The majority of big brand name cheese is pasteurized. The milk that is used to make the cheese is heated to a specific temperature and held at that temperature over a period of time. The standard that is set by the Canadian government for pasteurization is that the milk must be heated to a minimum temperature of 161ºF and held at that temperature for 16 seconds. This ensures that any harmful bacteria are no longer present in the milk. While pasteurization is a safe method of treating milk, the high temperatures burn away a lot of the natural enzymes in the milk. These are the enzymes that are responsible for giving cheese that "nippy" taste as it ages. When pasteurized cheese ages it will not be as strong as heat-treated cheese or raw milk cheese will be. Jensen's pasteurizes some products such as the Mild Cheddar, Marble, and Colby cheeses, as we heat the milk up to 169ºF for 16 seconds. The majority of Jensen's products are heat-treated.

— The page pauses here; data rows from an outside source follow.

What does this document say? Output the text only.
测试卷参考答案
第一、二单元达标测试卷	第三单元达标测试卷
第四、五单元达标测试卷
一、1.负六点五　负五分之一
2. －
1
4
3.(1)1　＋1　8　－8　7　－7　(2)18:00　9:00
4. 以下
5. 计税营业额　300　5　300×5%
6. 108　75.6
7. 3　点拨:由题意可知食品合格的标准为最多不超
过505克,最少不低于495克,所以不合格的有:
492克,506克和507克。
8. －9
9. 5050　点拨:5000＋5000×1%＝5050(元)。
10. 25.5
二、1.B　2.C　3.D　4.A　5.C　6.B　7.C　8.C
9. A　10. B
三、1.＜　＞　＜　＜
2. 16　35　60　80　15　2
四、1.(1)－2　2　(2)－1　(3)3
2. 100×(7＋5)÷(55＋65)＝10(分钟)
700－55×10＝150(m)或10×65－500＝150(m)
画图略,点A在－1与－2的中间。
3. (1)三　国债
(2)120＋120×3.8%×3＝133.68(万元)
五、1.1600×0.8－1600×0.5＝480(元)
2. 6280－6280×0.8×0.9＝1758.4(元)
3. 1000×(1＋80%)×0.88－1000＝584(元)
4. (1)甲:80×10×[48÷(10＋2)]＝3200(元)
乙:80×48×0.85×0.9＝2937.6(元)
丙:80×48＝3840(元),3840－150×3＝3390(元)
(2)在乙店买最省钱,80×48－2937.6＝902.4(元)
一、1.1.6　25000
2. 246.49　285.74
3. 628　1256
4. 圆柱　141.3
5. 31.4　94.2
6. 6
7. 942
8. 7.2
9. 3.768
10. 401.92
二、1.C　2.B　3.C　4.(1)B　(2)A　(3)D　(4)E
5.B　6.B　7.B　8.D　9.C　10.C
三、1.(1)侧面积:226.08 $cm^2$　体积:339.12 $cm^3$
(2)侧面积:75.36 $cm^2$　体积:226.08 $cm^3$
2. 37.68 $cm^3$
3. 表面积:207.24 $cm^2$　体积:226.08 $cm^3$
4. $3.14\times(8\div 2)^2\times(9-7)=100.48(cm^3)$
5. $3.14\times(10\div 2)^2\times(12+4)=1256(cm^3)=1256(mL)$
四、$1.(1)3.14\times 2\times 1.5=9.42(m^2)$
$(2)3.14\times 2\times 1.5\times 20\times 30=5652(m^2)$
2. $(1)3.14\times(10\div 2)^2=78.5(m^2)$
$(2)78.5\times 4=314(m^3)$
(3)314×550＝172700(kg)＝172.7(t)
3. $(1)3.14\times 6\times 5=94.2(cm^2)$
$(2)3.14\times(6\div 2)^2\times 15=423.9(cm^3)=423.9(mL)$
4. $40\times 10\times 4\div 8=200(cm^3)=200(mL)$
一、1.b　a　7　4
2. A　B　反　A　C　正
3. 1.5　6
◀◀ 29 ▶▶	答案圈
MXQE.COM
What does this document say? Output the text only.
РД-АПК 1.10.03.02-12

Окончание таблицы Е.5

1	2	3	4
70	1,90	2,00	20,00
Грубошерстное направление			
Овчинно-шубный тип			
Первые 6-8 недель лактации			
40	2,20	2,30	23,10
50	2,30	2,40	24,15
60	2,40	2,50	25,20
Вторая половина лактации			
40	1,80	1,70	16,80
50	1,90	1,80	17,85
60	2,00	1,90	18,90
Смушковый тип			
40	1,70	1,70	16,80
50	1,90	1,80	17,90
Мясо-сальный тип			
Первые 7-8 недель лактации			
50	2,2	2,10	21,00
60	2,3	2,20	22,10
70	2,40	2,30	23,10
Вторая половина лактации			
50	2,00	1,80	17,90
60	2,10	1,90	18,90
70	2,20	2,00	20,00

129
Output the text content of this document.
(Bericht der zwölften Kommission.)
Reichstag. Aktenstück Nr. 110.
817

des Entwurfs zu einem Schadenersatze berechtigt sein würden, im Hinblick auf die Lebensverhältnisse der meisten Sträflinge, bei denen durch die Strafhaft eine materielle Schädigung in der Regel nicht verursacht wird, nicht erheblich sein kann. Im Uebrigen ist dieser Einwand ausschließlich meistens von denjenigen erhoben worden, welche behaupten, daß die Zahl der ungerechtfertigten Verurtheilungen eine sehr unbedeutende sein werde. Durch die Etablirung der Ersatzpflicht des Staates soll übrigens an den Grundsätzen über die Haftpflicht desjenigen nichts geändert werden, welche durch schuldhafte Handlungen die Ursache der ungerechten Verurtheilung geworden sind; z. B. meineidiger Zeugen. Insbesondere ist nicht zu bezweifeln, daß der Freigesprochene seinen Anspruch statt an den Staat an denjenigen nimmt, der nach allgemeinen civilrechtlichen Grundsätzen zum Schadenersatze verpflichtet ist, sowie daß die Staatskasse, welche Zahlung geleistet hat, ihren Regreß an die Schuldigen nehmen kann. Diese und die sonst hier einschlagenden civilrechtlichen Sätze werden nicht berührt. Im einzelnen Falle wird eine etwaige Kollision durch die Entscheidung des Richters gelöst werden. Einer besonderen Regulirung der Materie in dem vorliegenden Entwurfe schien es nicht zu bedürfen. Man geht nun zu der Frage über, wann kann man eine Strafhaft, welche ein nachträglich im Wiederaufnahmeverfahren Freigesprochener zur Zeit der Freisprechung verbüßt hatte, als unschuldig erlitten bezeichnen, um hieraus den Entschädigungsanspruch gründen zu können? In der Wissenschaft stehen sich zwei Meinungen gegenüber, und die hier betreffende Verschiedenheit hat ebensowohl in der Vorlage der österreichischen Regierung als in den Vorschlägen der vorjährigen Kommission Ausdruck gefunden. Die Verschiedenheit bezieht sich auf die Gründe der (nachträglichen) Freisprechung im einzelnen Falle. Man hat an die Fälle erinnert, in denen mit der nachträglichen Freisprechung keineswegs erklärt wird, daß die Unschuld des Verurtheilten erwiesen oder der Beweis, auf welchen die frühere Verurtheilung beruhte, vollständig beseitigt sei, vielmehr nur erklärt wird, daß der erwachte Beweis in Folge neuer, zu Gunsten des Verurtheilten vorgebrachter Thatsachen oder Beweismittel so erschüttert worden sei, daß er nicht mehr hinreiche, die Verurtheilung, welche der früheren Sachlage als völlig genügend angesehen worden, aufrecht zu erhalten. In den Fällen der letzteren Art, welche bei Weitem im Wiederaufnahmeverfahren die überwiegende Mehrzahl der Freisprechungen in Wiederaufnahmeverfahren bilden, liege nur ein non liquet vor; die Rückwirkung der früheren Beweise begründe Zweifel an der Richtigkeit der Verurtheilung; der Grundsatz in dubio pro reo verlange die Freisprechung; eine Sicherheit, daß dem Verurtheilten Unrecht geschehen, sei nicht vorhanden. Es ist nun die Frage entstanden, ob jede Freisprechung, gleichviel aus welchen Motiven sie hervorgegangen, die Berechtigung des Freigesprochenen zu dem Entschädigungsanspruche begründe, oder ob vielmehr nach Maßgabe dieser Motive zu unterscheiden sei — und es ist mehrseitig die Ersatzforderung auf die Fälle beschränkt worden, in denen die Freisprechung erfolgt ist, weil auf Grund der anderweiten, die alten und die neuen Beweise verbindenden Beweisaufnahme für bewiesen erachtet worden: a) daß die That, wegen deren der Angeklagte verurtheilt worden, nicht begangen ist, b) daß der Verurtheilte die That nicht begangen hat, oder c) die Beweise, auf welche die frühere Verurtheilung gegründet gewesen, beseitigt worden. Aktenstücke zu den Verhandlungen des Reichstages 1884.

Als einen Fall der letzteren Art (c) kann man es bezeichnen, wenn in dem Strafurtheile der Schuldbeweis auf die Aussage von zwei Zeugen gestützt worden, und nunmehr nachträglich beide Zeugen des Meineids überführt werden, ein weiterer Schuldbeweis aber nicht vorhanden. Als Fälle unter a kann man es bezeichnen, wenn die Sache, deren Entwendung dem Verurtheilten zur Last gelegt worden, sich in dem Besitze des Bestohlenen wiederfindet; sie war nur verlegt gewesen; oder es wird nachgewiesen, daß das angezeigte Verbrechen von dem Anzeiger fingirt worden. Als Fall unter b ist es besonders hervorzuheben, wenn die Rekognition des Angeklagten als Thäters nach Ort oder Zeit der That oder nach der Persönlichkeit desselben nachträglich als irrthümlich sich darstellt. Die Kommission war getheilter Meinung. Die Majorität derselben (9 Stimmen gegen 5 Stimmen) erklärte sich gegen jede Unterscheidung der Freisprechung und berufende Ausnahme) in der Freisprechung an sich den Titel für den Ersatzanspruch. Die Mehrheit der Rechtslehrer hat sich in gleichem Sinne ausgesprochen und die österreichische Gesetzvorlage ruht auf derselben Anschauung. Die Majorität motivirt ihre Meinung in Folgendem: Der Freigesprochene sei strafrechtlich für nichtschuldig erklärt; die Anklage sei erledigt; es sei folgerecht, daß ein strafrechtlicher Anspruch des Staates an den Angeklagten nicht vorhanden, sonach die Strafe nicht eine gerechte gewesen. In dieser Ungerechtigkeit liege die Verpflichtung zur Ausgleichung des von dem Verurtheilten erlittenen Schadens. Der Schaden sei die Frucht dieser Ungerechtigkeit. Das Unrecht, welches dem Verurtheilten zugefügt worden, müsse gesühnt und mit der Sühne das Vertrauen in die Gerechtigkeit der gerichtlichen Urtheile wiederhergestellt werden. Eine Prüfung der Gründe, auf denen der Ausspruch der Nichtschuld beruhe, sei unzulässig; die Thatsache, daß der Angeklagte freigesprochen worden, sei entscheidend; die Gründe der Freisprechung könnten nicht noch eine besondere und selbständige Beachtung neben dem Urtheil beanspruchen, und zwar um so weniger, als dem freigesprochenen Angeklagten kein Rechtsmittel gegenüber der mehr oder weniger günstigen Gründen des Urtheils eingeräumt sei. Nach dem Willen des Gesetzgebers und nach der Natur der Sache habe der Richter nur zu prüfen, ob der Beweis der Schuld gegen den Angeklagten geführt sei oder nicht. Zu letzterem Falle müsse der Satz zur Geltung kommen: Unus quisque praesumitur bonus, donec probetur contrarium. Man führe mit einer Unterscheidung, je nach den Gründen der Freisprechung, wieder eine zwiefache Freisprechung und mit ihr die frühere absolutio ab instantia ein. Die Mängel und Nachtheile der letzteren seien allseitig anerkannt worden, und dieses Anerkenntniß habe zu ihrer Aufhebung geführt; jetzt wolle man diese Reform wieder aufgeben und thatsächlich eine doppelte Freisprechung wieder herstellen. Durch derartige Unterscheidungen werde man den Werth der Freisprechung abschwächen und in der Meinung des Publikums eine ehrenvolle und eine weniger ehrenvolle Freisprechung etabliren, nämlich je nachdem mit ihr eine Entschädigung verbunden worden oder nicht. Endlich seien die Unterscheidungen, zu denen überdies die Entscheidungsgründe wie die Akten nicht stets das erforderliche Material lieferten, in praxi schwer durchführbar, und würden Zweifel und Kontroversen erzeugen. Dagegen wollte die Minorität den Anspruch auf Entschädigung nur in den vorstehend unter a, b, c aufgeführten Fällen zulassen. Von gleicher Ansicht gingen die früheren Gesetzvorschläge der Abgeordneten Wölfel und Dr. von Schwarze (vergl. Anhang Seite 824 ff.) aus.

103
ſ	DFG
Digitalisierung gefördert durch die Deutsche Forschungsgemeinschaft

Even though cheese has been heat-treated, it is still not considered to be pasteurized. Most of the products produced by Jensen Cheese are heat-treated as they are heated up to 145ºF. The Canadian government allows this method of making cheese but with one stipulation: the cheese must be held for 61 days. The 61 day hold is to ensure that any bacteria that was not killed off in the heating process dies off during that period of time. Cheese that is made from heat-treated milk ages well and becomes nippy as it gets older. The reason for this is that the heating process has not eliminated all of the enzymes in the milk in order for those enzymes to contribute to the robust flavour of the final product. Heat-treated cheese is safe to eat, there are no risks involved. All of Jensen's Cheddars are made from heat-treated milk except for our Mild Cheddar.